In Shondaland, characters had sex with ghosts, murdered hospitalized Supreme Court justices by smothering them with pillows, and demanded to know why your penis is on a dead girl’s phone. These same characters also mined some of the most intimate parts of their humanity to create powerfully universal moments. Inventing Anna buzzes too faithfully along the middle line between those extremes.
Does that matter? Ostensibly, not one bit.
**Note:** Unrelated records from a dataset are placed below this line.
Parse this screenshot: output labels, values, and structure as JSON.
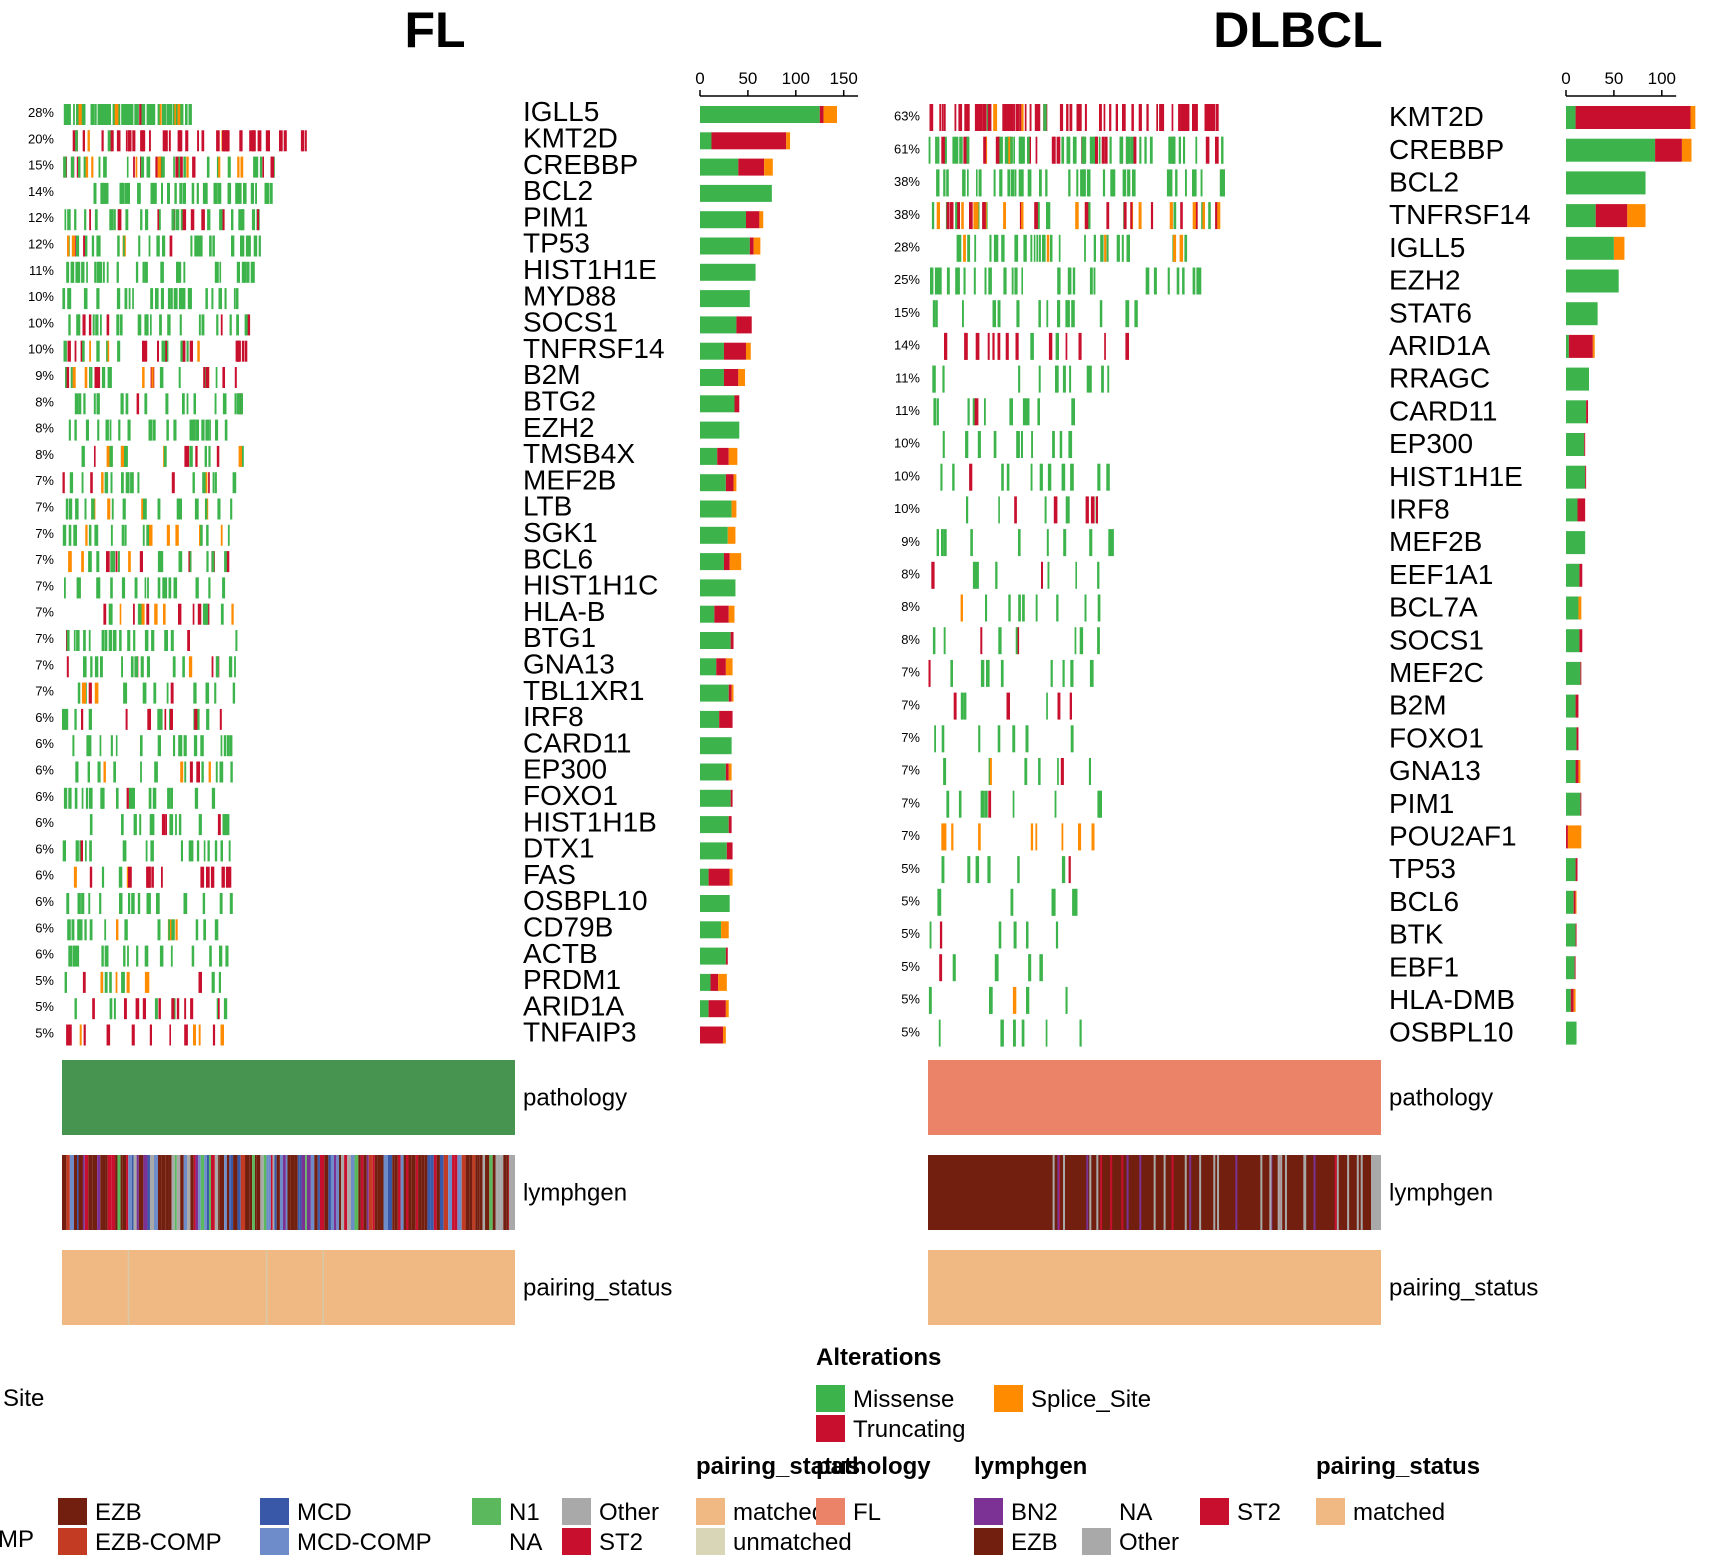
{
  "colors": {
    "Missense": "#3cb44b",
    "Truncating": "#c8102e",
    "Splice_Site": "#ff8c00",
    "pathology_DLBCL": "#479450",
    "pathology_FL": "#ea8368",
    "EZB": "#721f0f",
    "EZB-COMP": "#c23b22",
    "MCD": "#3a58a8",
    "MCD-COMP": "#6d8cc9",
    "N1": "#5cb85c",
    "NA": "#ffffff",
    "Other": "#a9a9a9",
    "ST2": "#c8102e",
    "BN2": "#7b3294",
    "matched": "#f0b883",
    "unmatched": "#d9d6b8"
  },
  "chart_data": [
    {
      "type": "heatmap",
      "title": "FL",
      "genes": [
        "IGLL5",
        "KMT2D",
        "CREBBP",
        "BCL2",
        "PIM1",
        "TP53",
        "HIST1H1E",
        "MYD88",
        "SOCS1",
        "TNFRSF14",
        "B2M",
        "BTG2",
        "EZH2",
        "TMSB4X",
        "MEF2B",
        "LTB",
        "SGK1",
        "BCL6",
        "HIST1H1C",
        "HLA-B",
        "BTG1",
        "GNA13",
        "TBL1XR1",
        "IRF8",
        "CARD11",
        "EP300",
        "FOXO1",
        "HIST1H1B",
        "DTX1",
        "FAS",
        "OSBPL10",
        "CD79B",
        "ACTB",
        "PRDM1",
        "ARID1A",
        "TNFAIP3"
      ],
      "percent": [
        "28%",
        "20%",
        "15%",
        "14%",
        "12%",
        "12%",
        "11%",
        "10%",
        "10%",
        "10%",
        "9%",
        "8%",
        "8%",
        "8%",
        "7%",
        "7%",
        "7%",
        "7%",
        "7%",
        "7%",
        "7%",
        "7%",
        "7%",
        "6%",
        "6%",
        "6%",
        "6%",
        "6%",
        "6%",
        "6%",
        "6%",
        "6%",
        "6%",
        "5%",
        "5%",
        "5%"
      ],
      "counts": {
        "Missense": [
          125,
          12,
          40,
          75,
          48,
          52,
          58,
          52,
          38,
          25,
          25,
          36,
          41,
          18,
          27,
          33,
          29,
          25,
          37,
          15,
          32,
          17,
          30,
          20,
          33,
          27,
          32,
          30,
          28,
          9,
          31,
          22,
          27,
          11,
          9,
          0
        ],
        "Truncating": [
          4,
          78,
          27,
          0,
          14,
          4,
          0,
          0,
          16,
          23,
          15,
          5,
          0,
          12,
          8,
          0,
          0,
          6,
          0,
          15,
          3,
          10,
          3,
          14,
          0,
          3,
          2,
          3,
          6,
          22,
          0,
          0,
          2,
          8,
          18,
          24
        ],
        "Splice_Site": [
          14,
          4,
          9,
          0,
          4,
          7,
          0,
          0,
          0,
          5,
          7,
          0,
          0,
          9,
          3,
          5,
          8,
          12,
          0,
          6,
          0,
          7,
          2,
          0,
          0,
          3,
          0,
          0,
          0,
          3,
          0,
          8,
          0,
          9,
          3,
          3
        ]
      },
      "xaxis_ticks": [
        0,
        50,
        100,
        150
      ],
      "annotations": {
        "pathology": "DLBCL",
        "lymphgen": "mixed",
        "pairing_status": "matched"
      }
    },
    {
      "type": "heatmap",
      "title": "DLBCL",
      "genes": [
        "KMT2D",
        "CREBBP",
        "BCL2",
        "TNFRSF14",
        "IGLL5",
        "EZH2",
        "STAT6",
        "ARID1A",
        "RRAGC",
        "CARD11",
        "EP300",
        "HIST1H1E",
        "IRF8",
        "MEF2B",
        "EEF1A1",
        "BCL7A",
        "SOCS1",
        "MEF2C",
        "B2M",
        "FOXO1",
        "GNA13",
        "PIM1",
        "POU2AF1",
        "TP53",
        "BCL6",
        "BTK",
        "EBF1",
        "HLA-DMB",
        "OSBPL10"
      ],
      "percent": [
        "63%",
        "61%",
        "38%",
        "38%",
        "28%",
        "25%",
        "15%",
        "14%",
        "11%",
        "11%",
        "10%",
        "10%",
        "10%",
        "9%",
        "8%",
        "8%",
        "8%",
        "7%",
        "7%",
        "7%",
        "7%",
        "7%",
        "7%",
        "5%",
        "5%",
        "5%",
        "5%",
        "5%",
        "5%"
      ],
      "counts": {
        "Missense": [
          10,
          93,
          83,
          31,
          50,
          55,
          33,
          3,
          24,
          21,
          19,
          20,
          12,
          20,
          14,
          13,
          14,
          15,
          10,
          11,
          10,
          15,
          0,
          10,
          8,
          10,
          9,
          5,
          11
        ],
        "Truncating": [
          120,
          28,
          0,
          33,
          0,
          0,
          0,
          25,
          0,
          2,
          1,
          1,
          8,
          0,
          3,
          0,
          3,
          1,
          3,
          2,
          3,
          1,
          2,
          2,
          2,
          1,
          1,
          3,
          0
        ],
        "Splice_Site": [
          5,
          10,
          0,
          19,
          11,
          0,
          0,
          2,
          0,
          0,
          0,
          0,
          0,
          0,
          0,
          3,
          0,
          0,
          0,
          0,
          2,
          0,
          14,
          0,
          1,
          0,
          0,
          2,
          0
        ]
      },
      "xaxis_ticks": [
        0,
        50,
        100
      ],
      "annotations": {
        "pathology": "FL",
        "lymphgen": "EZB",
        "pairing_status": "matched"
      }
    }
  ],
  "legend": {
    "alterations_title": "Alterations",
    "alterations": [
      "Missense",
      "Splice_Site",
      "Truncating"
    ],
    "fragment": "Site",
    "fragment2": "MP",
    "left_lymphgen": [
      [
        "EZB",
        "EZB-COMP"
      ],
      [
        "MCD",
        "MCD-COMP"
      ],
      [
        "N1",
        "NA"
      ],
      [
        "Other",
        "ST2"
      ]
    ],
    "left_pairing_title": "pairing_status",
    "left_pairing": [
      "matched",
      "unmatched"
    ],
    "pathology_title": "pathology",
    "pathology": [
      "FL"
    ],
    "lymphgen_title": "lymphgen",
    "right_lymphgen": [
      [
        "BN2",
        "EZB"
      ],
      [
        "NA",
        "Other"
      ],
      [
        "ST2"
      ]
    ],
    "right_pairing_title": "pairing_status",
    "right_pairing": [
      "matched"
    ]
  },
  "annotation_labels": [
    "pathology",
    "lymphgen",
    "pairing_status"
  ]
}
Inventing Anna will be a huge hit that will be voraciously consumed by the massive, dutiful audience clamoring for so much scam-and-con content that it seems a veritable dam has broken in the genre. (The Dropout, Super Pumped, Joe vs. Carole, and WeCrashed are all to come, satiating anyone who’s already made it through every series about the Fyre Festival, LuLaRoe, and swindlers on Tinder that have already launched.)
The series winks at that popularity, with a who’s who of your favorite disgraced grifters name-checked in various episodes, like a celebrity cameo Hall of Shame. The more of these offerings we get and the more big swings at stylish tellings of the central characters’ misdeeds that are taken—not to mention the interplay of the real human impact of these sensational stories with our giddy desire to be entertained by them—the more of a crisis of conscience there’s going to be.
Inventing Anna deals with crucial themes of misogyny, privilege, consumer culture, toxic aspiration, and media sensationalism. But, in the end, it’s as inscrutable as our central alien figure.